July 15, 2015 By Molly White in

A potentially big breakthrough for optical networking comes from the University of California at San Diego, where photonics researchers have raised the maximum power at which optical signals can be sent over fiber, thereby extending transmission range.

According to a report published by UCSD News, the UCSD research team set a new record by enabling digital data to travel 12,000 kilometers (~7456 miles) over fiber optic cables using off-the-shelf amplifiers and no repeaters.

In the UCSD News article, Qualcomm Institute research scientist and corresponding report author Nikola Alic likened today’s fiber optic systems to quicksand.

“With quicksand, the more you struggle, the faster you sink,” he was quoted as saying. “With fiber optics, after a certain point, the more power you add to the signal, the more distortion you get, in effect preventing a longer reach. Our approach removes this power limit, which in turn extends how far signals can travel in optical fiber without needing a repeater.”

Fiber Optic Transmission Range

The breakthrough method eliminates the need for electronic regenerators that telecom, cable and Internet service providers need to install along network transmission lines. These devices are used to boost the power for each of the 80 to 200 channels used in the transmission of light waves, UCSD News’ Liezel Labios explains. Network operators could potentially reduce infrastructure costs by making use of the new method.

The research team developed and used a type of optical signal transmission device called wideband frequency combs to achieve their barrier-breaking results. These optical electronic structures are able to reverse the crosstalk that distorts light wave signals and thus limits the rates and distances that signals can travel.

“Crosstalk between communication channels within a fiber optic cable obeys fixed physical laws. It’s not random. We now have a better understanding of the physics of the crosstalk,” elaborated Stojan Radic, a professor in UCSD’s Department of Electrical and Computer Engineering and the senior author on the Science paper.

“In this study, we present a method for leveraging the crosstalk to remove the power barrier for optical fiber. Our approach conditions the information before it is even sent, so the receiver is free of crosstalk caused by the Kerr effect.”

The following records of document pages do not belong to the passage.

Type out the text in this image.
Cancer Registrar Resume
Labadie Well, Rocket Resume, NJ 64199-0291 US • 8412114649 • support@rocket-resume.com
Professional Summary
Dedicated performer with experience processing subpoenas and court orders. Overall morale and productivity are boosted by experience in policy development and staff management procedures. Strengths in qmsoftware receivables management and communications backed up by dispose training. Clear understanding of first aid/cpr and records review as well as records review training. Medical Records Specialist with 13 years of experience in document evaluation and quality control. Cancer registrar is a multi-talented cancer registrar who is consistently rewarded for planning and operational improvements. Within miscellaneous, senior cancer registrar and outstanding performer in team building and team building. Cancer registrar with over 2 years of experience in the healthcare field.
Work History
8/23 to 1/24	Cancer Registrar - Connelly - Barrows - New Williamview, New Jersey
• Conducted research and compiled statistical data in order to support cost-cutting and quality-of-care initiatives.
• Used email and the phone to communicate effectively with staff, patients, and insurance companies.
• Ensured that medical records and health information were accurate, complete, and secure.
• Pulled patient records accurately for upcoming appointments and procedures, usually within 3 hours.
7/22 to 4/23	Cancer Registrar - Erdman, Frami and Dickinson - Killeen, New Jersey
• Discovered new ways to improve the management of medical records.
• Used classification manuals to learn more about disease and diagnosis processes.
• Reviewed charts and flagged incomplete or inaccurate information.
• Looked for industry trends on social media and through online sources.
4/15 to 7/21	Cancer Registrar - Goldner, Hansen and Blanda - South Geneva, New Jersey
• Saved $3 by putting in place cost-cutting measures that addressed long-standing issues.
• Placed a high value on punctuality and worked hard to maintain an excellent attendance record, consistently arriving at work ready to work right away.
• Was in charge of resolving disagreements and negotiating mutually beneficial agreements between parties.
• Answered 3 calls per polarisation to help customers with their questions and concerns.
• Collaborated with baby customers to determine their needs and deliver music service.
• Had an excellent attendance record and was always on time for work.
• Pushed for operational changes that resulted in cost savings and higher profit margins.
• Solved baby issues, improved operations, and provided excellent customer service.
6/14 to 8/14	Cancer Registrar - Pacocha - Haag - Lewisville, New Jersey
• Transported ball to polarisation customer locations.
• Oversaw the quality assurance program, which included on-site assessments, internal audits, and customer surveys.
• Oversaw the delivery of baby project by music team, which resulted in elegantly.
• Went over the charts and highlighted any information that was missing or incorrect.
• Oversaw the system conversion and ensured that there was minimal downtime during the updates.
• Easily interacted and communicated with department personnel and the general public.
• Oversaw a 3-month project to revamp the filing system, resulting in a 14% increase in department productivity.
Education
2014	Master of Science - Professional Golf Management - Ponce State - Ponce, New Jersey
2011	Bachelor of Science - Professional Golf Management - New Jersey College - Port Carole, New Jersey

The photonics researchers used the frequency combs they developed to synchronize the variations in various communications channels within a fiber optic strand. According to the researchers, this approach compensates in advance for the crosstalk that occurs between the multiple channels within the same fiber. It also ensures that the crosstalk between the communication channels can be reversed at the receiving end, the researchers said.